PersonaCraft.AI

PersonaCraft.AI is a comprehensive machine learning platform that crawls, processes, and transforms digital content from various sources into high-quality instruction and preference datasets for training AI models. The system creates personalized AI training data by analyzing an individual's digital footprint across multiple platforms.

🚀 Features

Multi-Platform Data Crawling: Automated extraction from LinkedIn profiles, Medium articles, GitHub repositories, and custom web articles
Intelligent Data Processing: Advanced text cleaning, chunking, and embedding generation using sentence transformers
Dataset Generation: Creates both instruction-following and preference datasets using OpenAI GPT models
Model Fine-tuning: Supports both Supervised Fine-Tuning (SFT) and Direct Preference Optimization (DPO) training
MLOps Pipeline: Built with ZenML for reproducible machine learning workflows
Vector Database Integration: Qdrant for efficient similarity search and retrieval
Data Warehouse: MongoDB for structured data storage
Cloud Training: AWS SageMaker integration for scalable model training
Automated Publishing: Direct integration with Hugging Face Hub for dataset and model sharing

🏗️ Architecture

The system follows a modular, pipeline-based architecture:

Data Extraction Layer: Selenium-based crawlers for different platforms
Data Processing Layer: Text cleaning, chunking, and embedding generation
Feature Engineering: Vector database storage and retrieval augmented generation (RAG)
Dataset Generation: LLM-powered creation of training datasets
Model Training: SFT and DPO fine-tuning pipelines with cloud support
Publishing Layer: Automated dataset and model validation and publishing

🛠️ Tech Stack

Backend: Python 3.11, FastAPI
ML Pipeline: ZenML, LangChain
Data Storage: MongoDB, Qdrant Vector Database
ML Models: OpenAI GPT-4, Sentence Transformers, Llama 3.1
Training: TRL (Transformers Reinforcement Learning), Unsloth
Web Scraping: Selenium, BeautifulSoup4
Cloud Platform: AWS SageMaker
Containerization: Docker, Docker Compose
Package Management: Poetry
Monitoring: Comet ML, Opik

📦 Installation

Install dependencies:
- Partial installation (excluding AWS-related packages):
```
poetry install --without aws
```
- Full installation (all dependencies):
```
poetry install
```
Install Poe the Poet plugin (one-time per system):
```
poetry self add 'poethepoet[poetry_plugin]'
```
Test Poe with a sample task:
- Run the task:
```
poetry poe run-sample-hello
```
- Expected output:
```
hello poe is working
```

Using the Virtual Environment

Poetry 2.0+ does not enable poetry shell by default.

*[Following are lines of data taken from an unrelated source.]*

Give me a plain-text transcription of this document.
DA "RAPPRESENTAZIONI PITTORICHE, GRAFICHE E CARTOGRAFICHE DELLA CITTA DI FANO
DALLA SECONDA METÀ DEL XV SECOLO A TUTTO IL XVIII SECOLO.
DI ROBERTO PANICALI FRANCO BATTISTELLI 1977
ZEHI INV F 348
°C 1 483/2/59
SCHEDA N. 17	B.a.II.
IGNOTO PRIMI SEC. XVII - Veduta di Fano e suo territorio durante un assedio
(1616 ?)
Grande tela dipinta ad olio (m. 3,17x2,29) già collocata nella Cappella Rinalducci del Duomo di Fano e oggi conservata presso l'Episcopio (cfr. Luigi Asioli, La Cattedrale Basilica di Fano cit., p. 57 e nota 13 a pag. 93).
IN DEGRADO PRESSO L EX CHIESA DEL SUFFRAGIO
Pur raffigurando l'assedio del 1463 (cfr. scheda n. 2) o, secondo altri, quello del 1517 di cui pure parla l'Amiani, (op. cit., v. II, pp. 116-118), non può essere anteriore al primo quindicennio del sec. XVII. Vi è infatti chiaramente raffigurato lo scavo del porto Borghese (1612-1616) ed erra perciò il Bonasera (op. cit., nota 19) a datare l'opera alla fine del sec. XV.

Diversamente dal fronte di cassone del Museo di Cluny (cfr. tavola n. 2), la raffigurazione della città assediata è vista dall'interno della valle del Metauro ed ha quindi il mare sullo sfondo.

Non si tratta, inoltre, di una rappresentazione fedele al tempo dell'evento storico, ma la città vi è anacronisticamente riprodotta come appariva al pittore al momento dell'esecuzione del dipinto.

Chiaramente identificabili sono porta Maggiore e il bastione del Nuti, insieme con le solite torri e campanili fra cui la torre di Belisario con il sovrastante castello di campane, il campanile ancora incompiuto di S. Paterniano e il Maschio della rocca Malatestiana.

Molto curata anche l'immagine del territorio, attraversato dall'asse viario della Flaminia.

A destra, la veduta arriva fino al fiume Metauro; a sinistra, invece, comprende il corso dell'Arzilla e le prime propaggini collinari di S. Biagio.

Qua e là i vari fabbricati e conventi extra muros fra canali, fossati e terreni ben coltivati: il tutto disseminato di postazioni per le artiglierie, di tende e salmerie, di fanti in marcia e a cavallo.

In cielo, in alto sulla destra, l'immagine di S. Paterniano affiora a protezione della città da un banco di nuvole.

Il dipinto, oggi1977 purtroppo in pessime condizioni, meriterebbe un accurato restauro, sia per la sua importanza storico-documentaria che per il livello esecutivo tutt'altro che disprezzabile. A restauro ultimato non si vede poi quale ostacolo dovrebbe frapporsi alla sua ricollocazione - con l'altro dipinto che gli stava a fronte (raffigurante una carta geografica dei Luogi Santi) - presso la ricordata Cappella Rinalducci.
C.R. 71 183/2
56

You can activate the virtual environment manually:

source $(poetry env info --path)/bin/activate

Once inside the activated environment, you can run Poe tasks directly with:

poe run-sample-hello

🚀 Quick Start

1. Start Infrastructure Services

# Start MongoDB and Qdrant databases
poetry poe local-infrastructure-up

2. Configure Environment

Set up your environment variables in .env file or export them:

export OPENAI_API_KEY="your_openai_api_key"
export HUGGINGFACE_ACCESS_TOKEN="your_hf_token"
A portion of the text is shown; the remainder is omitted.